The FE-SEM images of Mg (OH)2/CdS samples are shown in Fig. 2. Pure Mg (OH)2 showed platelet-like morphology, after surface modification with citric acid (Fig.S2). In the presence of citric acid, the crystallinity and precipitation dispersibility of Mg (OH)2 was improved drastically . In the final step of the synthesis, using the precipitation method, nanoneedles were obtained. Our results were in good agreement with the following data . Herein the crystal growth was observed, in which the length of Mg (OH)2nanoneedles was about 1000 nm and the diameter was found to be 20 ± 5 nm. It was also observed that some of the agglomerated CdS nanoparticles got deposited irregularly on the surface of Mg (OH)2. The elemental composition of Mg (OH)2/CdS hetero nanostructures was studied using EDX analysis (Fig. 2d). All the samples showed the presence of elements such as Mg, O, Cd, S, etc. The TEM and SAED images of Mg (OH)2/CdS samples were shown in Fig.3. The SAED patterns of Mg (OH)2/CdS hetero nanostructures confirmed the amorphous nature of the material and this could be due to the higher deposition of CdS NPs on the surface of Mg (OH)2 /CdS. Moreover, from the XRD pattern of CdS, as shown in Fig. S1. it’s clear that the obtained CdS nanomaterial was amorphous. Further, the determination of chemical state and chemical composition of Mg (OH)2/CdS sample was studied by XPS (Fig. 4), where Mg, O, Cd, S binding energy peaks and their oxidation states were revealed. Fig. 4a shows the detailed scan of Mg (OH)2 /CdS heteronanostructures, wherein the characteristic peaks of Mg (KLL), Cd 3p,3d, O 1s, and S2p were observed. Mg showed a binding energy peak at 51 eV corresponding to 2p(Fig.4c), which confirmed the presence of Mg+2. Further, the binding energy value of 1304eV was observed for Mg 1s(Fig.4d) and the value 50.5 eV was related to Mg-O/OH species in the spectra. For O 1s the Binding energy value 532.6 eV was observed(Fig.4b), which proved the existence of hydroxide form . Similarly, the binding energy peaks of Cd 3d3d5/2 and Cd 3d3d3/2 were recorded at 407eV and 412 eV and for S2p it was recorded at 161.5 eV and 162.7 eV, which showed the presence of sulfur in S2- form (Fig.4e,f). Our results corroborated well with the following data .

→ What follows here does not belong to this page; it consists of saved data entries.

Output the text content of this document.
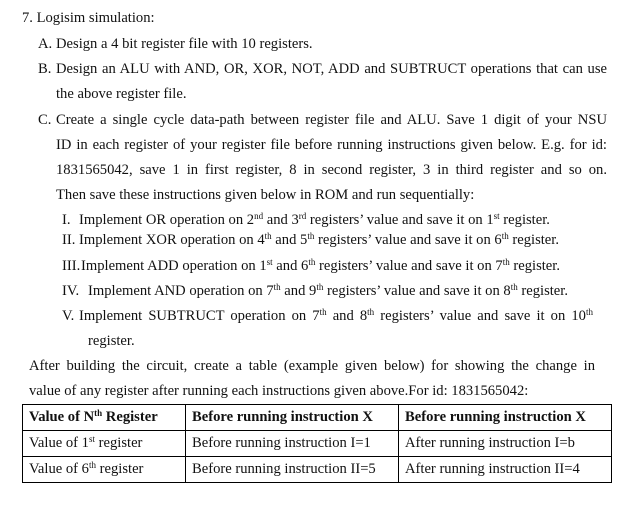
7. Logisim simulation:
A. Design a 4 bit register file with 10 registers.
B. Design an ALU with AND, OR, XOR, NOT, ADD and SUBTRUCT operations that can use
the above register file.
C. Create a single cycle data-path between register file and ALU. Save 1 digit of your NSU
ID in each register of your register file before running instructions given below. E.g. for id:
1831565042, save 1 in first register, 8 in second register, 3 in third register and so on.
Then save these instructions given below in ROM and run sequentially:
I. Implement OR operation on 2nd and 3rd registers’ value and save it on 1st register.
II. Implement XOR operation on 4th and 5th registers’ value and save it on 6th register.
III. Implement ADD operation on 1st and 6th registers’ value and save it on 7th register.
IV. Implement AND operation on 7th and 9th registers’ value and save it on 8th register.
V. Implement SUBTRUCT operation on 7th and 8th registers’ value and save it on 10th
register.
After building the circuit, create a table (example given below) for showing the change in
value of any register after running each instructions given above.For id: 1831565042:
Value of $N^{th}$ Register	Before running instruction X	Before running instruction X
Value of 1st register	Before running instruction I=1	After running instruction I=b
Value of 6th register	Before running instruction II=5	After running instruction II=4
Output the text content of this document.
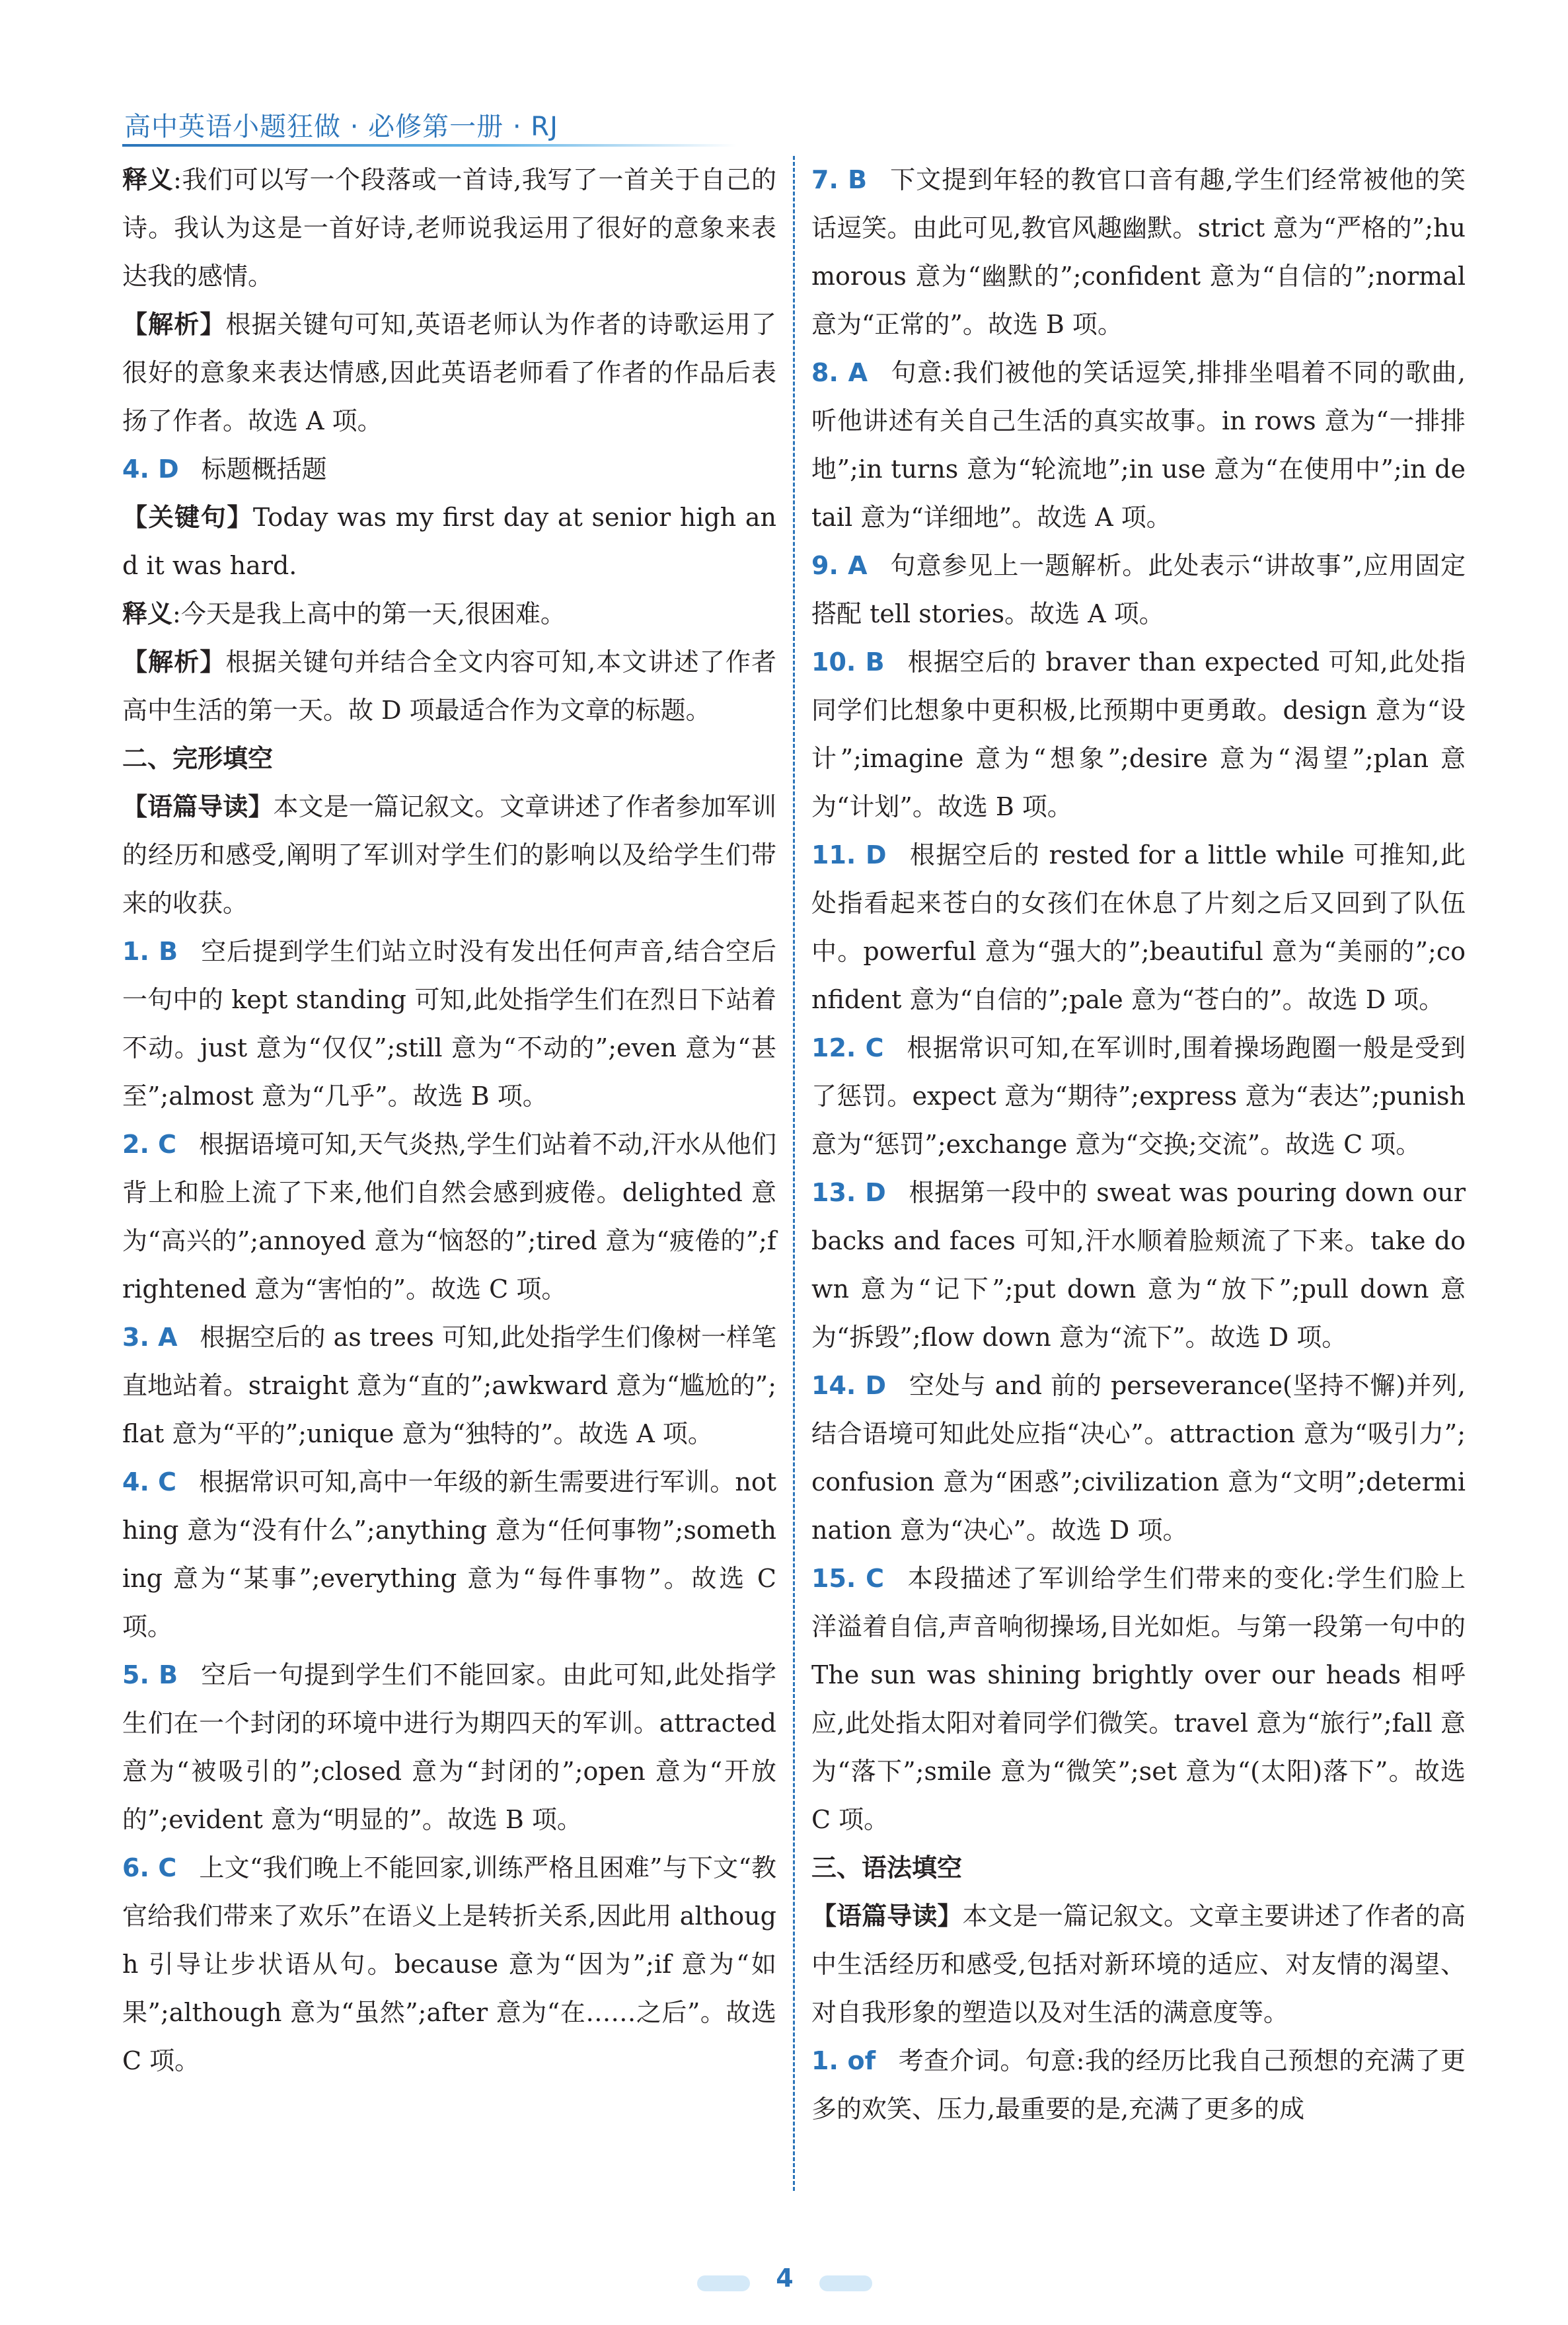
高中英语小题狂做 · 必修第一册 · RJ

释义:我们可以写一个段落或一首诗,我写了一首关于自己的诗。我认为这是一首好诗,老师说我运用了很好的意象来表达我的感情。

【解析】根据关键句可知,英语老师认为作者的诗歌运用了很好的意象来表达情感,因此英语老师看了作者的作品后表扬了作者。故选 A 项。

4. D 标题概括题

【关键句】Today was my first day at senior high and it was hard.

释义:今天是我上高中的第一天,很困难。

【解析】根据关键句并结合全文内容可知,本文讲述了作者高中生活的第一天。故 D 项最适合作为文章的标题。

二、完形填空

【语篇导读】本文是一篇记叙文。文章讲述了作者参加军训的经历和感受,阐明了军训对学生们的影响以及给学生们带来的收获。

1. B 空后提到学生们站立时没有发出任何声音,结合空后一句中的 kept standing 可知,此处指学生们在烈日下站着不动。just 意为“仅仅”;still 意为“不动的”;even 意为“甚至”;almost 意为“几乎”。故选 B 项。

2. C 根据语境可知,天气炎热,学生们站着不动,汗水从他们背上和脸上流了下来,他们自然会感到疲倦。delighted 意为“高兴的”;annoyed 意为“恼怒的”;tired 意为“疲倦的”;frightened 意为“害怕的”。故选 C 项。

3. A 根据空后的 as trees 可知,此处指学生们像树一样笔直地站着。straight 意为“直的”;awkward 意为“尴尬的”;flat 意为“平的”;unique 意为“独特的”。故选 A 项。

4. C 根据常识可知,高中一年级的新生需要进行军训。nothing 意为“没有什么”;anything 意为“任何事物”;something 意为“某事”;everything 意为“每件事物”。故选 C 项。

5. B 空后一句提到学生们不能回家。由此可知,此处指学生们在一个封闭的环境中进行为期四天的军训。attracted 意为“被吸引的”;closed 意为“封闭的”;open 意为“开放的”;evident 意为“明显的”。故选 B 项。

6. C 上文“我们晚上不能回家,训练严格且困难”与下文“教官给我们带来了欢乐”在语义上是转折关系,因此用 although 引导让步状语从句。because 意为“因为”;if 意为“如果”;although 意为“虽然”;after 意为“在……之后”。故选 C 项。

7. B 下文提到年轻的教官口音有趣,学生们经常被他的笑话逗笑。由此可见,教官风趣幽默。strict 意为“严格的”;humorous 意为“幽默的”;confident 意为“自信的”;normal 意为“正常的”。故选 B 项。

8. A 句意:我们被他的笑话逗笑,排排坐唱着不同的歌曲,听他讲述有关自己生活的真实故事。in rows 意为“一排排地”;in turns 意为“轮流地”;in use 意为“在使用中”;in detail 意为“详细地”。故选 A 项。

9. A 句意参见上一题解析。此处表示“讲故事”,应用固定搭配 tell stories。故选 A 项。

10. B 根据空后的 braver than expected 可知,此处指同学们比想象中更积极,比预期中更勇敢。design 意为“设计”;imagine 意为“想象”;desire 意为“渴望”;plan 意为“计划”。故选 B 项。

11. D 根据空后的 rested for a little while 可推知,此处指看起来苍白的女孩们在休息了片刻之后又回到了队伍中。powerful 意为“强大的”;beautiful 意为“美丽的”;confident 意为“自信的”;pale 意为“苍白的”。故选 D 项。

12. C 根据常识可知,在军训时,围着操场跑圈一般是受到了惩罚。expect 意为“期待”;express 意为“表达”;punish 意为“惩罚”;exchange 意为“交换;交流”。故选 C 项。

13. D 根据第一段中的 sweat was pouring down our backs and faces 可知,汗水顺着脸颊流了下来。take down 意为“记下”;put down 意为“放下”;pull down 意为“拆毁”;flow down 意为“流下”。故选 D 项。

14. D 空处与 and 前的 perseverance(坚持不懈)并列,结合语境可知此处应指“决心”。attraction 意为“吸引力”;confusion 意为“困惑”;civilization 意为“文明”;determination 意为“决心”。故选 D 项。

15. C 本段描述了军训给学生们带来的变化:学生们脸上洋溢着自信,声音响彻操场,目光如炬。与第一段第一句中的 The sun was shining brightly over our heads 相呼应,此处指太阳对着同学们微笑。travel 意为“旅行”;fall 意为“落下”;smile 意为“微笑”;set 意为“(太阳)落下”。故选 C 项。

三、语法填空

【语篇导读】本文是一篇记叙文。文章主要讲述了作者的高中生活经历和感受,包括对新环境的适应、对友情的渴望、对自我形象的塑造以及对生活的满意度等。

1. of 考查介词。句意:我的经历比我自己预想的充满了更多的欢笑、压力,最重要的是,充满了更多的成

4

The DRS and absorption spectra of Mg (OH) 2 /CdS hetero nanostructures were shown in Fig. 5. The bandgap values of pure Mg (OH)2 /CdS hetero nanostructures were calculated using the Kubelka-Munk plot. Pure Mg (OH)2 and CdS have direct bulk band gap values of 5.7 and2.42 eV respectively [7,32]. In the present study, pure Mg (OH)2 / CdS hetero nanostructures possess a bandgap of 2.45 eV. The Mg (OH)2 in the Mg (OH)2/CdS hetero nanostructures showed about 3.1 eV blue shift with respect to bulk Mg (OH)2 (Eg = 5.5 eV). In Mg (OH)2/CdS hetero nanostructures, the blue shift of the bandgap absorption of CdS is ascribed to the quantum size effect . The absorption maxima showed two peaks in Mg(OH)2/CdS samples which were found to be 238 nm and 408 respectively (Fig.5a). The higher catalytic activity could be achieved through efficient charge separation.

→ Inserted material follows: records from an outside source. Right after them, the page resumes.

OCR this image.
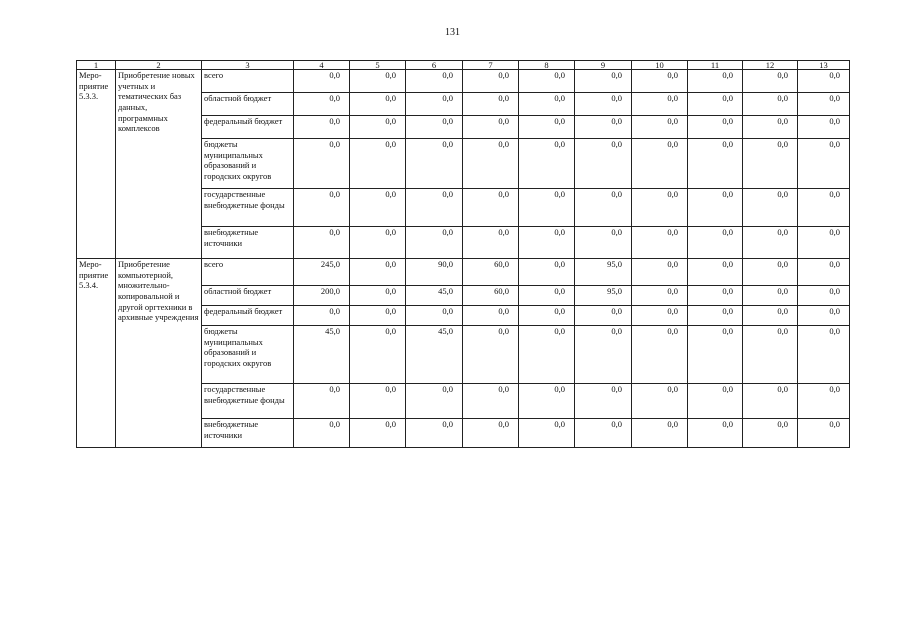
131
1	2	3	4	5	6	7	8	9	10	11	12	13
Меро-приятие 5.3.3.	Приобретение новых учетных и тематических баз данных, программных комплексов	всего	0,0	0,0	0,0	0,0	0,0	0,0	0,0	0,0	0,0	0,0
		областной бюджет	0,0	0,0	0,0	0,0	0,0	0,0	0,0	0,0	0,0	0,0
		федеральный бюджет	0,0	0,0	0,0	0,0	0,0	0,0	0,0	0,0	0,0	0,0
		бюджеты муниципальных образований и городских округов	0,0	0,0	0,0	0,0	0,0	0,0	0,0	0,0	0,0	0,0
		государственные внебюджетные фонды	0,0	0,0	0,0	0,0	0,0	0,0	0,0	0,0	0,0	0,0
		внебюджетные источники	0,0	0,0	0,0	0,0	0,0	0,0	0,0	0,0	0,0	0,0
Меро-приятие 5.3.4.	Приобретение компьютерной, множительно-копировальной и другой оргтехники в архивные учреждения	всего	245,0	0,0	90,0	60,0	0,0	95,0	0,0	0,0	0,0	0,0
		областной бюджет	200,0	0,0	45,0	60,0	0,0	95,0	0,0	0,0	0,0	0,0
		федеральный бюджет	0,0	0,0	0,0	0,0	0,0	0,0	0,0	0,0	0,0	0,0
		бюджеты муниципальных образований и городских округов	45,0	0,0	45,0	0,0	0,0	0,0	0,0	0,0	0,0	0,0
		государственные внебюджетные фонды	0,0	0,0	0,0	0,0	0,0	0,0	0,0	0,0	0,0	0,0
		внебюджетные источники	0,0	0,0	0,0	0,0	0,0	0,0	0,0	0,0	0,0	0,0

Photocatalytic activity: effect of sunlight and concentration of the photocatalyst
The degradation kinetics of β-naphthol by the batches of Mg (OH)2/CdS hetero nanostructures were studied for 2.5 h and were compared with the photodegradation of the control batch, where inβ-naphthol was not treated with nanoparticles (data shown in Fig. 6a). The pollutant was treated with photocatalyst Mg (OH)2/CdS hetero nanostructures (MC)of increasing concentrations of 0.1 mg/mL (MC1), 0.2 mg/mL (MC2), 0.3 mg/mL of Mg (OH)2/CdS hetero nanostructures (MC3) and compared with bare Mg (OH)2 NPs and control sample (without nanoparticles). The kinetics of β-naphthol degradation was also studied (Fig. 6b). The higher photocatalytic activity was shown by Mg (OH)2/CdS hetero nanostructures compared to pure Mg (OH)2 platelets (Fig.6b). Photodegradation of β-naphthol followed first-order kinetics and is evident from the linear relationship between ln (Co/C) and irradiation time in Mg (OH)2/CdS hetero nanostructures [34,35]. The noticeable first-order rate constant (k) for the degradation of β-naphthol was calculated as 0.005, 0.009, 0.009 min-1 for MC1, MC2, MC3 respectively showing no further increase in efficiency for MC3. Among all three samples, the highest degradation efficiency and rate constant were shown by MC2 and MC3 samples making MC2 the optimum concentration.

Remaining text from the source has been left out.